HI @goodwanghan, thanks for the suggestions - I've been able to modify my code as you've suggested to get it to work using the partition_by.zip syntax. For my particular use-case, I needed to use

.zip(df2, how="full_outer")

to ensure that I had non-intersecting keys in the output.
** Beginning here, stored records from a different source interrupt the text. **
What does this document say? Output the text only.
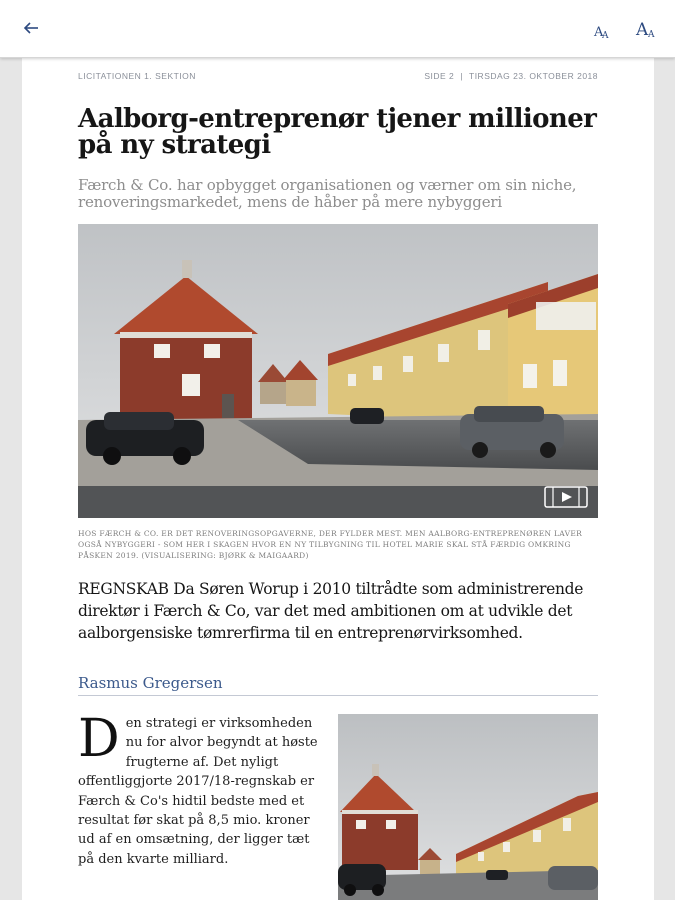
A
A A A
LICITATIONEN 1. SEKTION	SIDE 2 | TIRSDAG 23. OKTOBER 2018
Aalborg-entreprenør tjener millioner på ny strategi

Færch & Co. har opbygget organisationen og værner om sin niche, renoveringsmarkedet, mens de håber på mere nybyggeri

HOS FÆRCH & CO. ER DET RENOVERINGSOPGAVERNE, DER FYLDER MEST. MEN AALBORG-ENTREPRENØREN LAVER OGSÅ NYBYGGERI - SOM HER I SKAGEN HVOR EN NY TILBYGNING TIL HOTEL MARIE SKAL STÅ FÆRDIG OMKRING PÅSKEN 2019. (VISUALISERING: BJØRK & MAIGAARD)

REGNSKAB Da Søren Worup i 2010 tiltrådte som administrerende direktør i Færch & Co, var det med ambitionen om at udvikle det aalborgensiske tømrerfirma til en entreprenørvirksomhed.

Rasmus Gregersen
Den strategi er virksomheden nu for alvor begyndt at høste frugterne af. Det nyligt offentliggjorte 2017/18-regnskab er Færch & Co's hidtil bedste med et resultat før skat på 8,5 mio. kroner ud af en omsætning, der ligger tæt på den kvarte milliard.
Also, I am intending to run this in production using the SparkExecutionEngine. Is there anything about this workflow I should be aware of that could affect the performance?

goodwanghan commented 2 years ago

Wonderful! When you test on spark, don't use SparkExecutionEngine, you should just use the spark session:

dag.run(spark_session)

spark.sql.shuffle.partitions should be set properly (this applies to general spark execution)

You can enable fugue.spark.use_pandas_udf to see if it can be faster, I think for your case it may not have an effect.